Позвонил к Петрову-Водкину: ничего не знает, рисует акварельные красоты, очень удивился. Попробовал пойти к Ремизову, дошел до 8-й линии, как охнет пулемет и потом из орудий там и тут, выстрелы раздаются… Совершенно как на войне вблизи фронта, только тут в городе ночью куда страшнее… Наступили великие и страшные дни…»[355]

Константин Сомов в этот день выходить на улицу не рискнул. В дневник записал, что опять беспорядки и стрельба и Думу, как говорят, распустили, и тогда она объявила себя Временным правительством… Город полнится слухами, что значительная часть войск примкнула к народу.

Кустодиев этот исторический день Февральской революции наблюдал из окна своей мастерской. Он видел, как на площади возле Введенской церкви скапливается народ. Под ярким солнцем искрится снег. Вот подъехал автомобиль, и, кажется, в нем сидят вооруженные солдаты. Кто-то поднимает красный флаг, еще несколько вооруженных солдат, стоя на снегу, спокойно наблюдают за происходящим.

По горячим следам увиденного в тот день Борис Михайлович напишет картину, которую назовет «27 февраля 1917 года».

А 28 февраля К. Сомов уже не боится выйти на улицу и фиксирует свои впечатления в дневнике: «На улицах изредка проезжают автомобили с солдатами, их приветствуют… Громадные хвосты на Английском за сахаром. Едут авто с красными флагами, в них оборванные люди и наполовину солдаты.

По-видимому, династия пала…»[356]

Все свершилось так быстро, и страх сменяется радостью, возбужденный происходящими событиями Сомов записывает 1 марта: «Прогулка. Народ приветствовал полк матросов, мне было весело и радостно. Мы с этим полком шли всю Морскую. Видел разгромленную “Асторию”, горящую Казанскую часть. В ней с шумом рвались патроны. Телефонные разговоры — о царе, его аресте в Малой Вишере о путешествии к нему Родзянко с актом отречения. Слухи, что английские и французские посольства признали новое правительство»[357].

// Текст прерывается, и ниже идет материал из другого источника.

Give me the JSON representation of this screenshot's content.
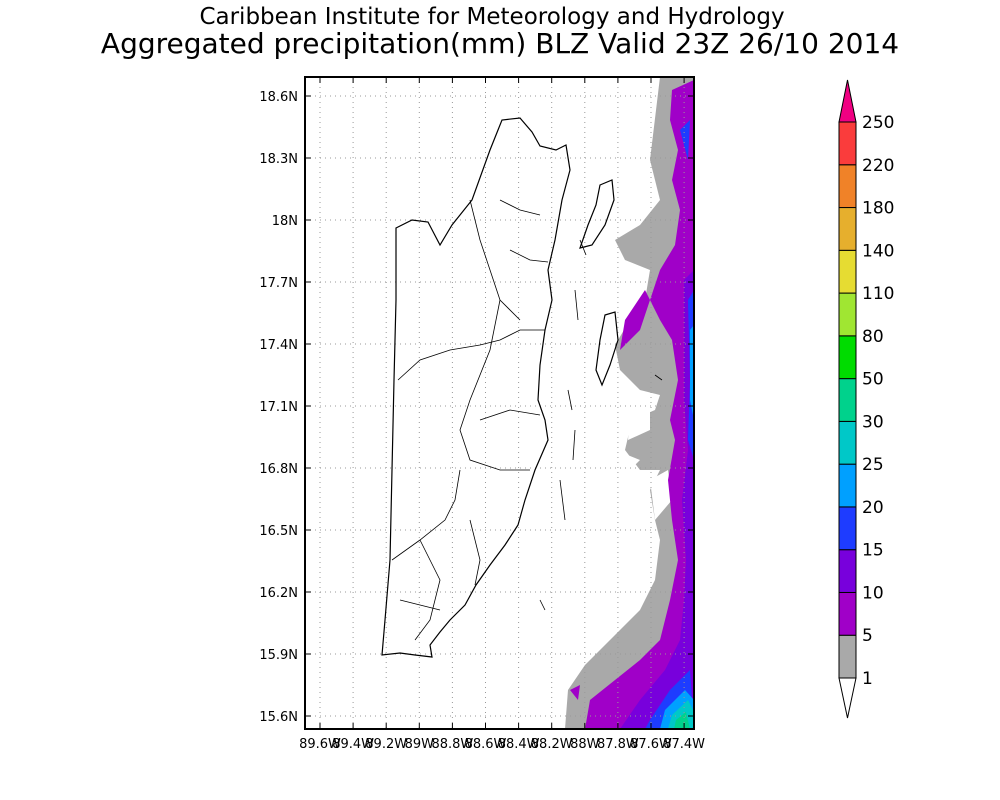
{
  "title_line1": "Caribbean Institute for Meteorology and Hydrology",
  "title_line2": "Aggregated precipitation(mm) BLZ Valid 23Z 26/10 2014",
  "lat_labels": [
    "18.6N",
    "18.3N",
    "18N",
    "17.7N",
    "17.4N",
    "17.1N",
    "16.8N",
    "16.5N",
    "16.2N",
    "15.9N",
    "15.6N"
  ],
  "lon_labels": [
    "89.6W",
    "89.4W",
    "89.2W",
    "89W",
    "88.8W",
    "88.6W",
    "88.4W",
    "88.2W",
    "88W",
    "87.8W",
    "87.6W",
    "87.4W"
  ],
  "colorbar": {
    "levels": [
      "1",
      "5",
      "10",
      "15",
      "20",
      "25",
      "30",
      "50",
      "80",
      "110",
      "140",
      "180",
      "220",
      "250"
    ],
    "colors": [
      "#a9a9a9",
      "#a000c8",
      "#7800dc",
      "#1e3cff",
      "#00a0ff",
      "#00c8c8",
      "#00d28c",
      "#00dc00",
      "#a0e632",
      "#e6dc32",
      "#e6af2d",
      "#f08228",
      "#fa3c3c",
      "#f00082"
    ],
    "under_color": "#ffffff"
  }
}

Из телефонных разговоров с друзьями и знакомыми узнает многие последние новости и Кустодиев. Его реакция на все эти ошеломляющие события сходна с реакцией Сомова: он ликует от радости. И своим ликованием по поводу свершившегося делится в письме с В. В. Лужским: «Целую Вас и поздравляю с великой радостью!

Вот Вам и Питер!

Давно был под подозрением у Москвы за свою “казенщину” и “нетемпераментность”, а тут взял да и устроил такую штуку в 3–4 дня, что весь мир ахнул. Было жутко и радостно все время. Глаза видели (я, конечно, мало видел, только то, что у меня на площади под окнами), а ум еще не воспринимал. Как будто все во сне и так же, как во сне, или, лучше, в старинной “феерии”, все провалилось куда-то старое, вчерашнее, на что боялись смотреть, оказалось не только не страшным, а просто испарилось “яко дым”!!! Как-то теперь все это войдет в берега и как-то будет там, на войне. Хочется верить, что все будет хорошо и там. Ведь это дело показало, что много силы в нашем народе и на многое он способен, надо только его до предела довести. А уж, кажется, он “доведен” был, особенно нашими “охранителями”.

Здесь все еще кипит, все еще улицы полны народом, хотя порядок образцовый. Никогда так не сетовал на свою жизнь, которая не позволяет мне выйти на улицу — ведь “такой” улицы надо столетиями дожидаться!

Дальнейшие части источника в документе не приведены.